Imagerie et analyse automatisées pour la quantification des macropinosomes marqués par fluorescence
Summary
Les essais automatisés utilisant des microplaques multi-puits sont des approches avantageuses pour identifier les régulateurs de voie en permettant l’évaluation d’une multitude de conditions dans une seule expérience. Ici, nous avons adapté le protocole bien établi d’imagerie et de quantification des macropoinosomes à un format de microplaques à 96 puits et fournissons un aperçu complet de l’automatisation à l’aide d’un lecteur de plaques multimode.
Abstract
La macropinocytose est une voie d’absorption de la phase liquidienne non spécifique qui permet aux cellules d’internaliser de grandes cargaisons extracellulaires, telles que des protéines, des agents pathogènes et des débris cellulaires, par endocytose en vrac. Cette voie joue un rôle essentiel dans une variété de processus cellulaires, y compris la régulation des réponses immunitaires et le métabolisme des cellules cancéreuses. Compte tenu de cette importance dans la fonction biologique, l’examen des conditions de culture cellulaire peut fournir des informations précieuses en identifiant les régulateurs de cette voie et en optimisant les conditions à utiliser dans la découverte de nouvelles approches thérapeutiques.

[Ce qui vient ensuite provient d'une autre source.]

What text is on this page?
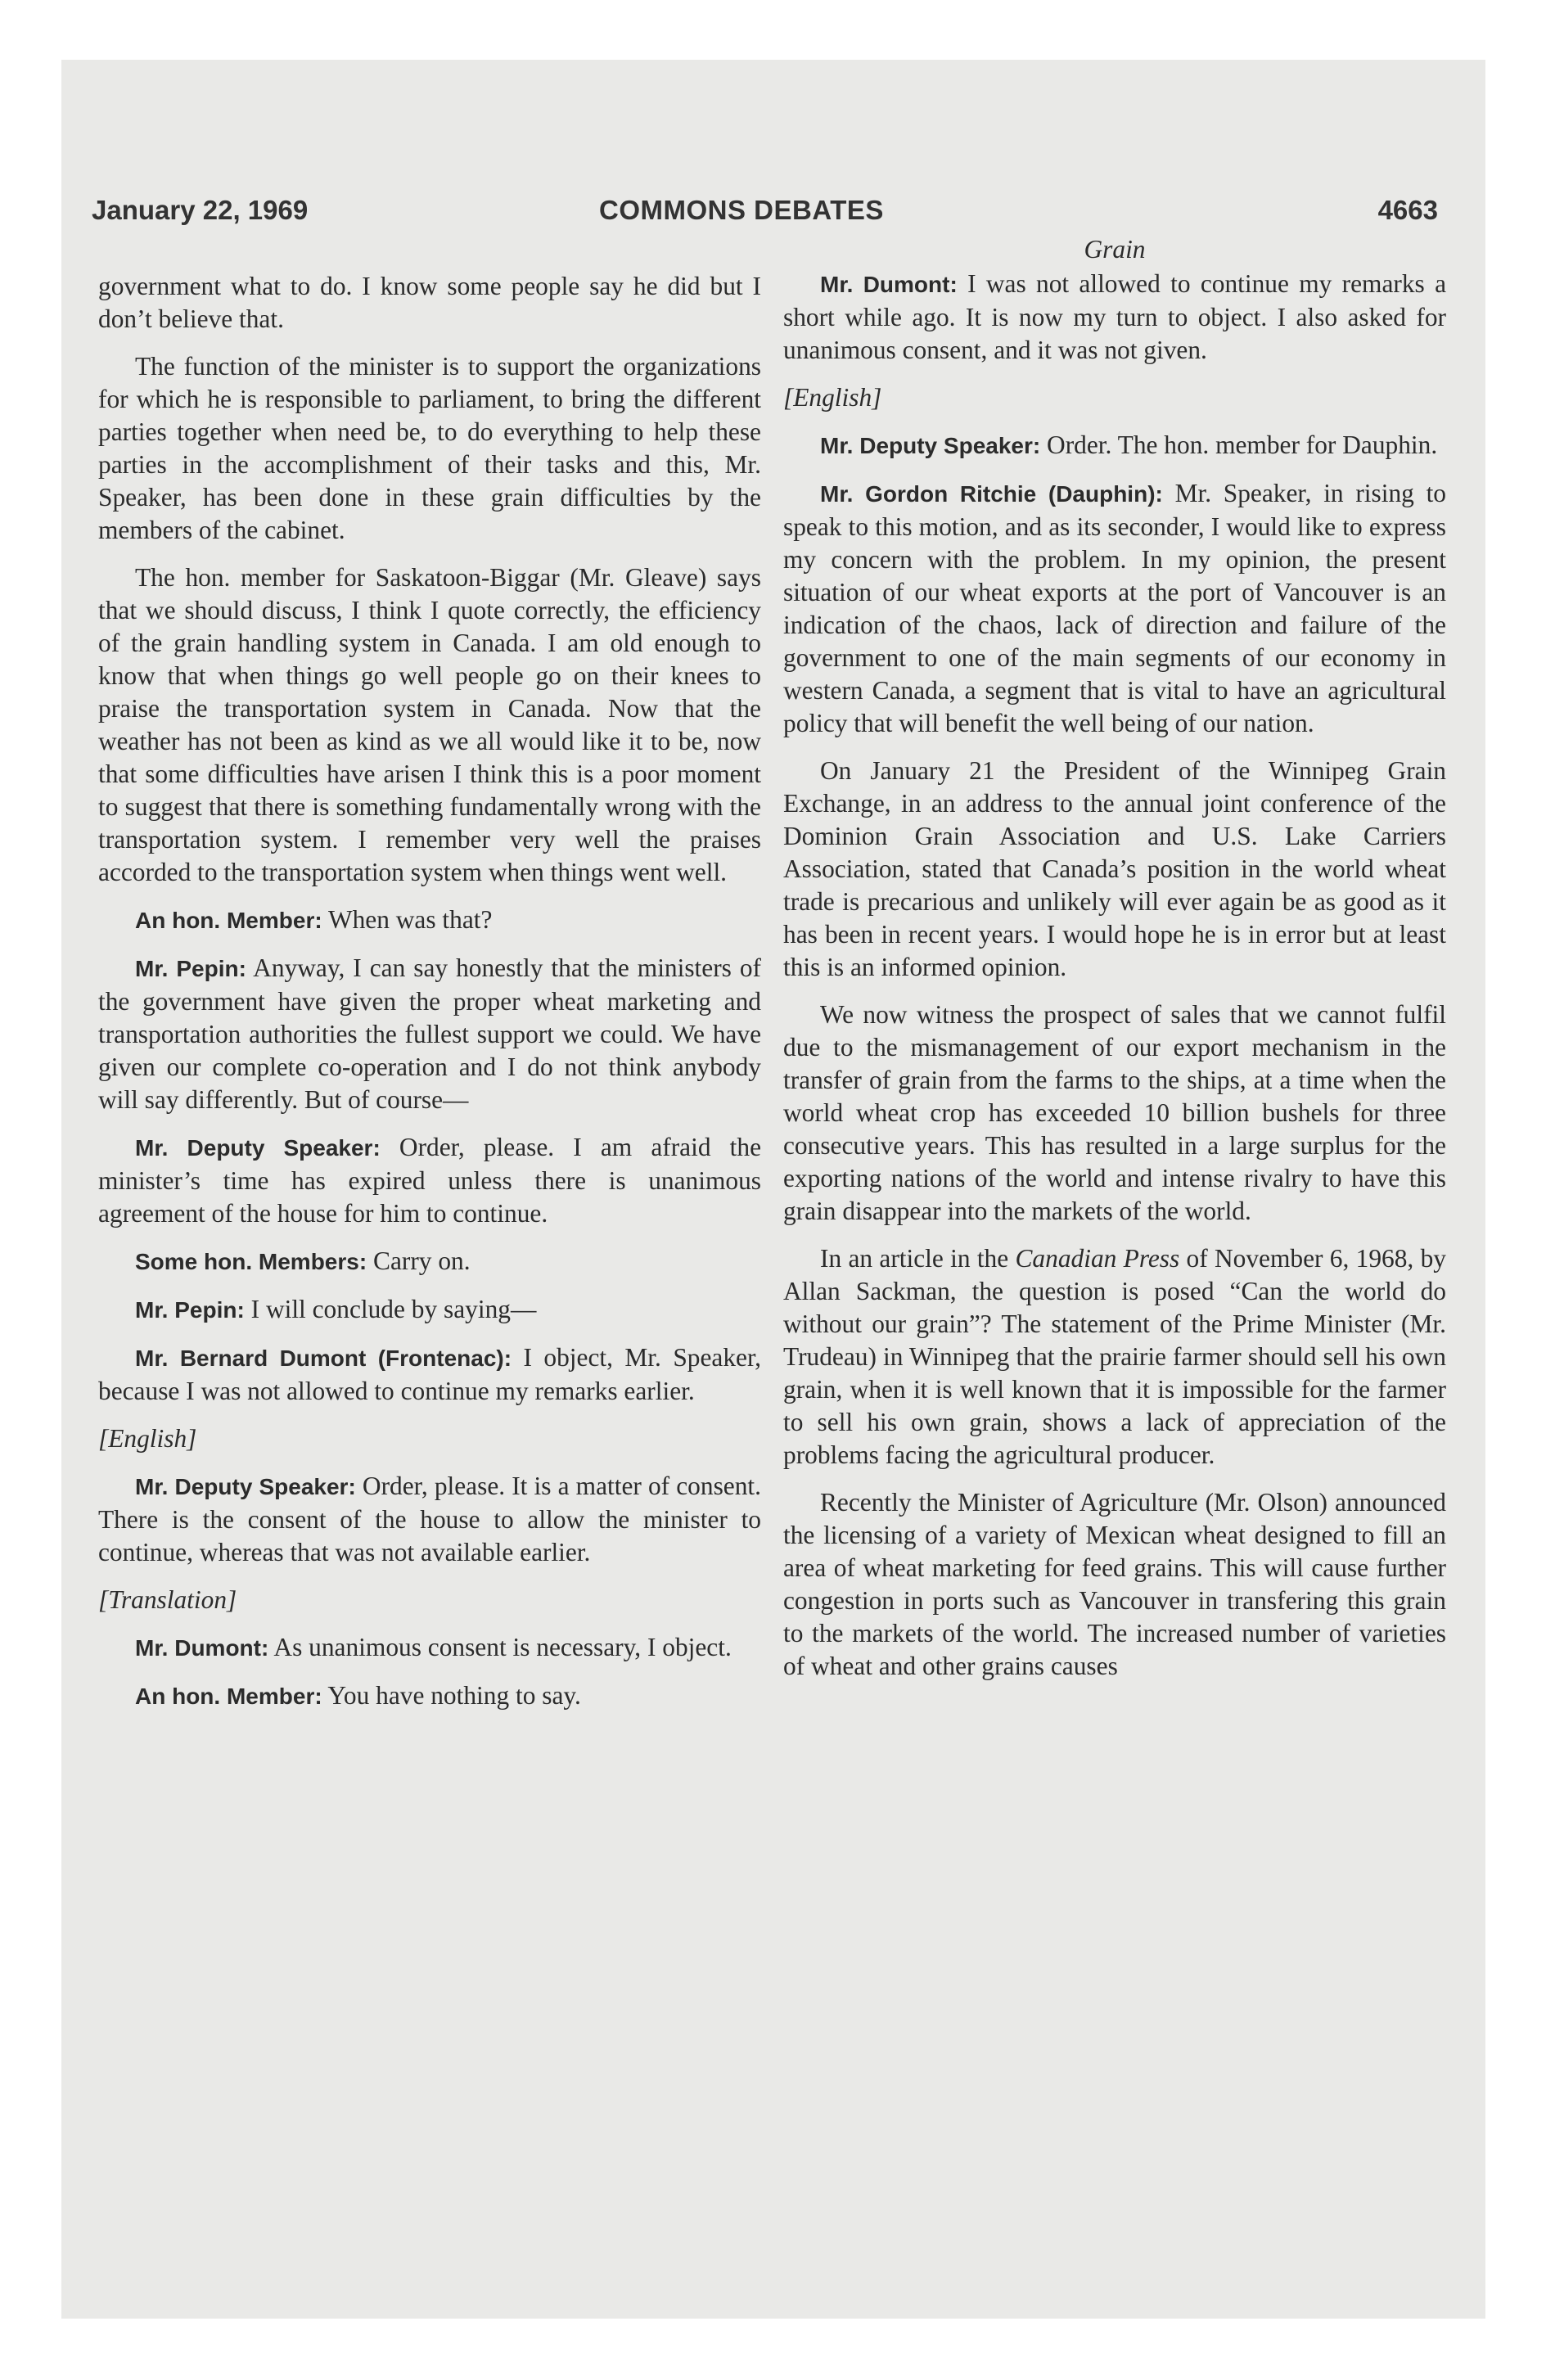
January 22, 1969	COMMONS DEBATES	4663

government what to do. I know some people say he did but I don’t believe that.

The function of the minister is to support the organizations for which he is responsible to parliament, to bring the different parties together when need be, to do everything to help these parties in the accomplishment of their tasks and this, Mr. Speaker, has been done in these grain difficulties by the members of the cabinet.

The hon. member for Saskatoon-Biggar (Mr. Gleave) says that we should discuss, I think I quote correctly, the efficiency of the grain handling system in Canada. I am old enough to know that when things go well people go on their knees to praise the transportation system in Canada. Now that the weather has not been as kind as we all would like it to be, now that some difficulties have arisen I think this is a poor moment to suggest that there is something fundamentally wrong with the transportation system. I remember very well the praises accorded to the transportation system when things went well.

An hon. Member: When was that?

Mr. Pepin: Anyway, I can say honestly that the ministers of the government have given the proper wheat marketing and transportation authorities the fullest support we could. We have given our complete co-operation and I do not think anybody will say differently. But of course—

Mr. Deputy Speaker: Order, please. I am afraid the minister’s time has expired unless there is unanimous agreement of the house for him to continue.

Some hon. Members: Carry on.

Mr. Pepin: I will conclude by saying—

Mr. Bernard Dumont (Frontenac): I object, Mr. Speaker, because I was not allowed to continue my remarks earlier.

[English]

Mr. Deputy Speaker: Order, please. It is a matter of consent. There is the consent of the house to allow the minister to continue, whereas that was not available earlier.

[Translation]

Mr. Dumont: As unanimous consent is necessary, I object.

An hon. Member: You have nothing to say.

Grain

Mr. Dumont: I was not allowed to continue my remarks a short while ago. It is now my turn to object. I also asked for unanimous consent, and it was not given.

[English]

Mr. Deputy Speaker: Order. The hon. member for Dauphin.

Mr. Gordon Ritchie (Dauphin): Mr. Speaker, in rising to speak to this motion, and as its seconder, I would like to express my concern with the problem. In my opinion, the present situation of our wheat exports at the port of Vancouver is an indication of the chaos, lack of direction and failure of the government to one of the main segments of our economy in western Canada, a segment that is vital to have an agricultural policy that will benefit the well being of our nation.

On January 21 the President of the Winnipeg Grain Exchange, in an address to the annual joint conference of the Dominion Grain Association and U.S. Lake Carriers Association, stated that Canada’s position in the world wheat trade is precarious and unlikely will ever again be as good as it has been in recent years. I would hope he is in error but at least this is an informed opinion.

We now witness the prospect of sales that we cannot fulfil due to the mismanagement of our export mechanism in the transfer of grain from the farms to the ships, at a time when the world wheat crop has exceeded 10 billion bushels for three consecutive years. This has resulted in a large surplus for the exporting nations of the world and intense rivalry to have this grain disappear into the markets of the world.

In an article in the Canadian Press of November 6, 1968, by Allan Sackman, the question is posed “Can the world do without our grain”? The statement of the Prime Minister (Mr. Trudeau) in Winnipeg that the prairie farmer should sell his own grain, when it is well known that it is impossible for the farmer to sell his own grain, shows a lack of appreciation of the problems facing the agricultural producer.

Recently the Minister of Agriculture (Mr. Olson) announced the licensing of a variety of Mexican wheat designed to fill an area of wheat marketing for feed grains. This will cause further congestion in ports such as Vancouver in transfering this grain to the markets of the world. The increased number of varieties of wheat and other grains causes
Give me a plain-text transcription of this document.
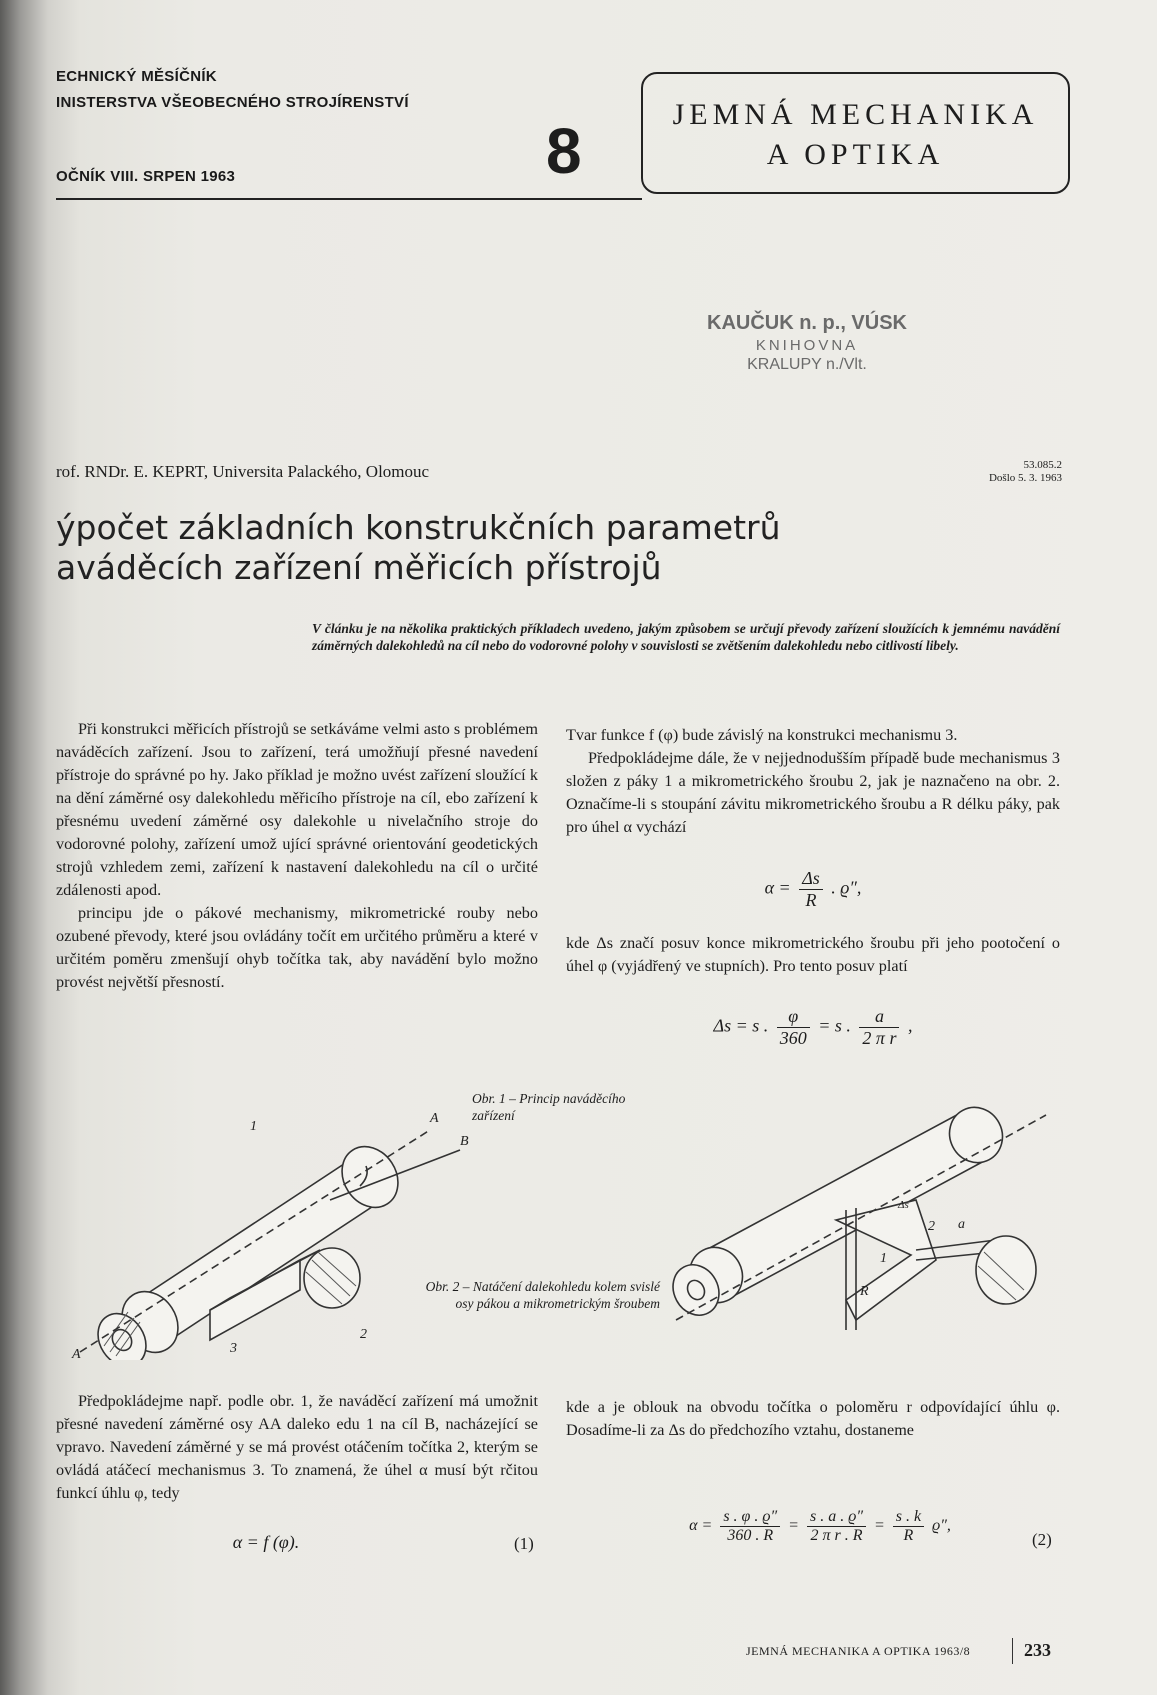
ECHNICKÝ MĚSÍČNÍK
INISTERSTVA VŠEOBECNÉHO STROJÍRENSTVÍ
OČNÍK VIII. SRPEN 1963	8
JEMNÁ MECHANIKA
A OPTIKA
KAUČUK n. p., VÚSK
KNIHOVNA
KRALUPY n./Vlt.
rof. RNDr. E. KEPRT, Universita Palackého, Olomouc	53.085.2
Došlo 5. 3. 1963
ýpočet základních konstrukčních parametrů
aváděcích zařízení měřicích přístrojů
V článku je na několika praktických příkladech uvedeno, jakým způsobem se určují převody zařízení sloužících k jemnému navádění záměrných dalekohledů na cíl nebo do vodorovné polohy v souvislosti se zvětšením dalekohledu nebo citlivostí libely.

Při konstrukci měřicích přístrojů se setkáváme velmi asto s problémem naváděcích zařízení. Jsou to zařízení, terá umožňují přesné navedení přístroje do správné po hy. Jako příklad je možno uvést zařízení sloužící k na dění záměrné osy dalekohledu měřicího přístroje na cíl, ebo zařízení k přesnému uvedení záměrné osy dalekohle u nivelačního stroje do vodorovné polohy, zařízení umož ující správné orientování geodetických strojů vzhledem zemi, zařízení k nastavení dalekohledu na cíl o určité zdálenosti apod.

principu jde o pákové mechanismy, mikrometrické rouby nebo ozubené převody, které jsou ovládány točít em určitého průměru a které v určitém poměru zmenšují ohyb točítka tak, aby navádění bylo možno provést největší přesností.

Tvar funkce f (φ) bude závislý na konstrukci mechanismu 3.

Předpokládejme dále, že v nejjednodušším případě bude mechanismus 3 složen z páky 1 a mikrometrického šroubu 2, jak je naznačeno na obr. 2. Označíme-li s stoupání závitu mikrometrického šroubu a R délku páky, pak pro úhel α vychází

$\alpha = \frac{\Delta s}{R}$ . ϱ″,

kde Δs značí posuv konce mikrometrického šroubu při jeho pootočení o úhel φ (vyjádřený ve stupních). Pro tento posuv platí

Δs = s . $\frac{\varphi}{360} = s$ . $\frac{a}{\text{2 π r}}$ ,
A
B
1
3
2
A
Obr. 1 – Princip naváděcího zařízení
Obr. 2 – Natáčení dalekohledu kolem svislé osy pákou a mikrometrickým šroubem
Δs
2 a
1
R

Předpokládejme např. podle obr. 1, že naváděcí zařízení má umožnit přesné navedení záměrné osy AA daleko edu 1 na cíl B, nacházející se vpravo. Navedení záměrné y se má provést otáčením točítka 2, kterým se ovládá atáčecí mechanismus 3. To znamená, že úhel α musí být rčitou funkcí úhlu φ, tedy

α = f (φ).	(1)

kde a je oblouk na obvodu točítka o poloměru r odpovídající úhlu φ. Dosadíme-li za Δs do předchozího vztahu, dostaneme

$\alpha = \frac{s . \varphi . ϱ''}{360 . R} = \frac{s . a . ϱ''}{\text{2 π r . R}} = \frac{s . k}{R} ϱ''$,
(2)
JEMNÁ MECHANIKA A OPTIKA 1963/8	233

L’étude décrit une technique d’imagerie et d’analyse automatisée utilisant un équipement de laboratoire standard et un lecteur de plaques multimode d’imagerie cellulaire pour la quantification rapide de l’indice macropinocytaire dans les cellules adhérentes. La méthode automatisée est basée sur l’absorption de dextran fluorescent de haut poids moléculaire et peut être appliquée à des microplaques de 96 puits pour faciliter l’évaluation de plusieurs conditions dans une expérience ou des échantillons fixes montés sur des couvercles en verre. Cette approche vise à maximiser la reproductibilité et à réduire la variation expérimentale tout en étant à la fois rapide et rentable.
Introduction
La voie endocytaire non spécifique de la macropinocytose permet aux cellules d’internaliser une variété de composants extracellulaires, y compris les nutriments, les protéines, les antigènes et les agents pathogènes, grâce à l’absorption en vrac du liquide extracellulaire et de ses constituants1. Bien qu’importante pour la biologie de nombreux types de cellules, la voie de la macropinocytose est décrite comme jouant un rôle essentiel dans la biologie tumorale, où, grâce à l’absorption macropinocytaire, les cellules tumorales sont capables de survivre et de proliférer en présence d’un microenvironnement appauvri en nutriments2,3. L’absorption des macromolécules extracellulaires, y compris l’albumine et la matrice extracellulaire, et des débris cellulaires nécrotiques, fournit une source alternative de nutriments pour la production de biomasse en créant des acides aminés, des sucres, des lipides et des nucléotides par le biais du catabolisme de cargaison médié par la fusion de macropinosomes et de lysosomes4,5,6,7,8.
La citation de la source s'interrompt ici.